Wiring and wire management is another key part of the building process. Although it is easy to route all the wires through the closest routing holes is easy, at times the easiest wire routing option was not the best one in terms of wire management. Thankfully the case provided ample routing holes to route the wires through, which helped spread out the wires rather than causing a giant mess. Wiring the case components required me to refer to the manual. Thankfully, all the wires were labeled. The wires to and from the power supply were also labeled and not reversible, so finding the right wires and the right orientation for the wires was quite simple. For the drives, the angled SATA cables were a godsend.
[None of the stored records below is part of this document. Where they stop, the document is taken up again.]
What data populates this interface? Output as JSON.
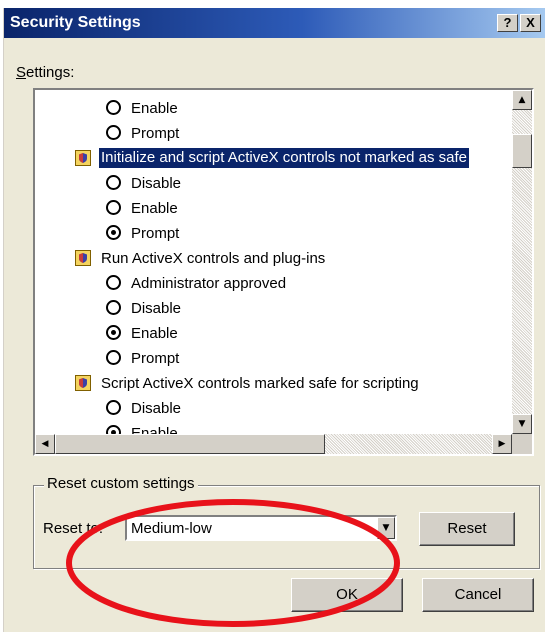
{
  "window": {
    "title": "Security Settings",
    "help_button": "?",
    "close_button": "X"
  },
  "settings_label": "Settings:",
  "list_items": [
    {
      "kind": "radio",
      "label": "Enable",
      "checked": false
    },
    {
      "kind": "radio",
      "label": "Prompt",
      "checked": false
    },
    {
      "kind": "group",
      "label": "Initialize and script ActiveX controls not marked as safe",
      "selected": true,
      "icon": "shield-icon"
    },
    {
      "kind": "radio",
      "label": "Disable",
      "checked": false
    },
    {
      "kind": "radio",
      "label": "Enable",
      "checked": false
    },
    {
      "kind": "radio",
      "label": "Prompt",
      "checked": true
    },
    {
      "kind": "group",
      "label": "Run ActiveX controls and plug-ins",
      "selected": false,
      "icon": "shield-icon"
    },
    {
      "kind": "radio",
      "label": "Administrator approved",
      "checked": false
    },
    {
      "kind": "radio",
      "label": "Disable",
      "checked": false
    },
    {
      "kind": "radio",
      "label": "Enable",
      "checked": true
    },
    {
      "kind": "radio",
      "label": "Prompt",
      "checked": false
    },
    {
      "kind": "group",
      "label": "Script ActiveX controls marked safe for scripting",
      "selected": false,
      "icon": "shield-icon"
    },
    {
      "kind": "radio",
      "label": "Disable",
      "checked": false
    },
    {
      "kind": "radio",
      "label": "Enable",
      "checked": true
    }
  ],
  "reset_group": {
    "legend": "Reset custom settings",
    "reset_to_label": "Reset to:",
    "reset_to_value": "Medium-low",
    "reset_button": "Reset"
  },
  "footer": {
    "ok_button": "OK",
    "cancel_button": "Cancel"
  },
  "colors": {
    "selection": "#0a246a",
    "annotation_circle": "#e8121a"
  }
}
Installing the Operating System and Drivers

When I installed all the components and went into the UEFI/BIOS for the first time, I couldn’t find the USB drive as an option under boot devices. After messing around with all the options it was a hard restart that did the trick. Once the USB drive was detected, the Windows install went quite smoothly. I ran into another hiccup when I realized that I had to install all the drivers. I managed to use my laptop to download all the required drivers which included the drivers for the Ethernet and the graphics card, which I installed on to the PC using a flash drive.

To install the rest of the basic software, I used Ninite. It’s a great tool that lets you select the software you want, and creates a custom installer that installs all the software you want in one go. I decided to go with LibreOffice for my office suite, and Foxit Reader for reading PDFs. No flash player, no Java, no Adobe Reader.
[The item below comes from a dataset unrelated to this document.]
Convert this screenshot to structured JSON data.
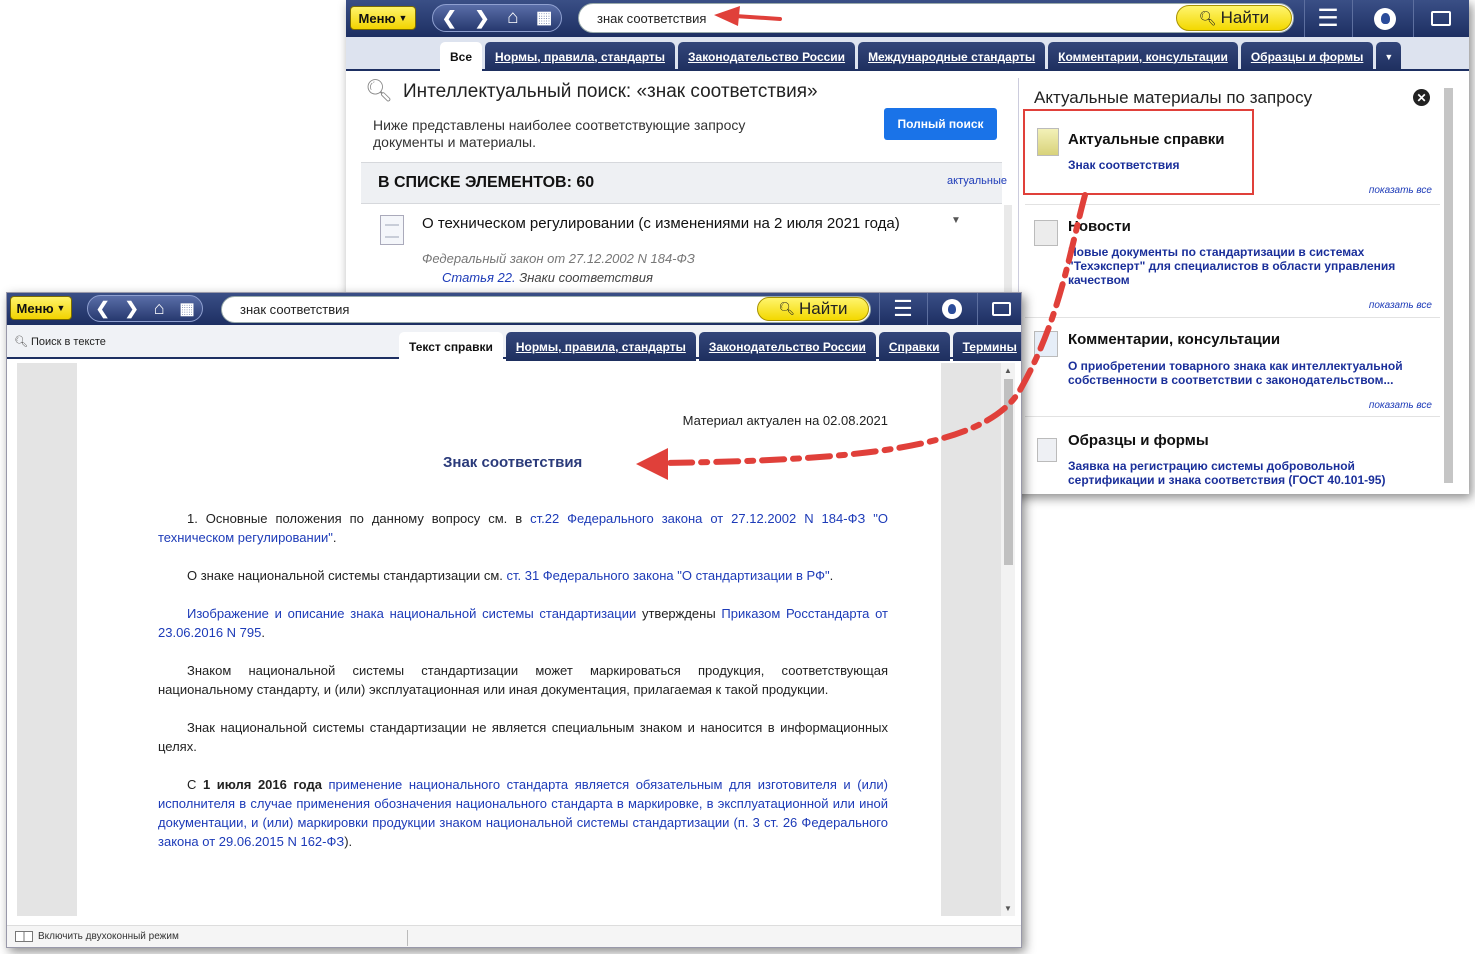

I then tweaked my preferences for windows which included removing all the hideous app advertisements on the start menu. This video proved to be a great reference.

Final Thoughts

Building my own PC turned out to be a very fun experience, and when I was done assembling and configuring it, I was left wanting to do it all over again. I learned a lot, right from researching for parts, to troubleshooting while building the PC and installing the components. In many ways, the actual process of connecting the physical components was like building Lego- all the pieces were labeled and they fit together precisely. Some things like wire management required some thought. Thankfully, it was not too much of a hassle and the side panel didn’t require any excessive force to shut.

Building my own PC has always been a desire of mine for a long time, and I am glad I was able to put aside my apprehension and build one for myself, all by myself.